Wyobraźmy sobie, jak wyglądałaby rzeczywistość polskiej siatkówki, gdyby przed wielkimi sukcesami ostatnich lat selekcjonerzy stwierdzili, że właściwie to nas stać jedynie na rywalizację z europejskimi średniakami. Czy z podejściem Michniewicza mielibyśmy sukcesy w takich dyscyplinach jak piłka ręczna, lekkoatletyka czy ostatnio - koszykówka? Oczywiście, budowa sukcesów w danej dyscyplinie to znacznie bardziej skomplikowana kwestia, ale od czegoś trzeba zacząć. Bez wiary, pasji i przekonania o przyszłym zwycięstwie, nie ma co wychodzić na boisko.

Jako prosty kibic nie chcę w polskich kadrach narodowych ludzi, którzy będą mi obrzydzać piękno sportu. Takich, którzy jeszcze przed rozpoczęciem turnieju na dobre sprawią, że sam zwątpię w możliwości reprezentantów własnego kraju.
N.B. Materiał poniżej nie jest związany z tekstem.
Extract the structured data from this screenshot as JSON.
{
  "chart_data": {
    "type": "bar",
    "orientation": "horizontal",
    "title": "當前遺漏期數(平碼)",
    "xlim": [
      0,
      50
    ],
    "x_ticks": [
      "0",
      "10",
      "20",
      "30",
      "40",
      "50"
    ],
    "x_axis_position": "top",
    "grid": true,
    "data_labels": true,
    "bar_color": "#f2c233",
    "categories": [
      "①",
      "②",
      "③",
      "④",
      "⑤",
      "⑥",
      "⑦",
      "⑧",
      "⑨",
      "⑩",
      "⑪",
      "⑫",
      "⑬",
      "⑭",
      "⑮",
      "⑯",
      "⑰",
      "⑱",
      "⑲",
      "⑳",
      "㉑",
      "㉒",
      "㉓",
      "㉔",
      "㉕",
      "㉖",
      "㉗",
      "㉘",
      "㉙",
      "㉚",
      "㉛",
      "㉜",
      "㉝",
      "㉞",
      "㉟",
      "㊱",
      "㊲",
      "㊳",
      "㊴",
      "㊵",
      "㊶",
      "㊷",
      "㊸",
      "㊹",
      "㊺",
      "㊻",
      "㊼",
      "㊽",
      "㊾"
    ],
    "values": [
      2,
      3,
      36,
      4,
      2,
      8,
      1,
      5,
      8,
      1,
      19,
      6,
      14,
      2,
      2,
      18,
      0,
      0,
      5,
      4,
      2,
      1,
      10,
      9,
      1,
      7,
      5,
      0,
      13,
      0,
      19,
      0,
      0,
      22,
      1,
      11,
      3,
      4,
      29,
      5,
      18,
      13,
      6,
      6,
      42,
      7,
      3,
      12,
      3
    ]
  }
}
Takich, którzy jeszcze podczas turnieju będą rozprawiać z piłkarzami o ewentualnych nagrodach finansowych za występ.

To bardzo ważny moment, bo w PZPN debatuje się nad przyszłością polskiej kadry. Oby kolejne dni sprawiły, że poczucie beznadziei związane ze startem Polaków na mundialu błyskawicznie zniknęło i zostało przykryte nową iskrą.

Niech beznadzieja zamieni się w nadzieję.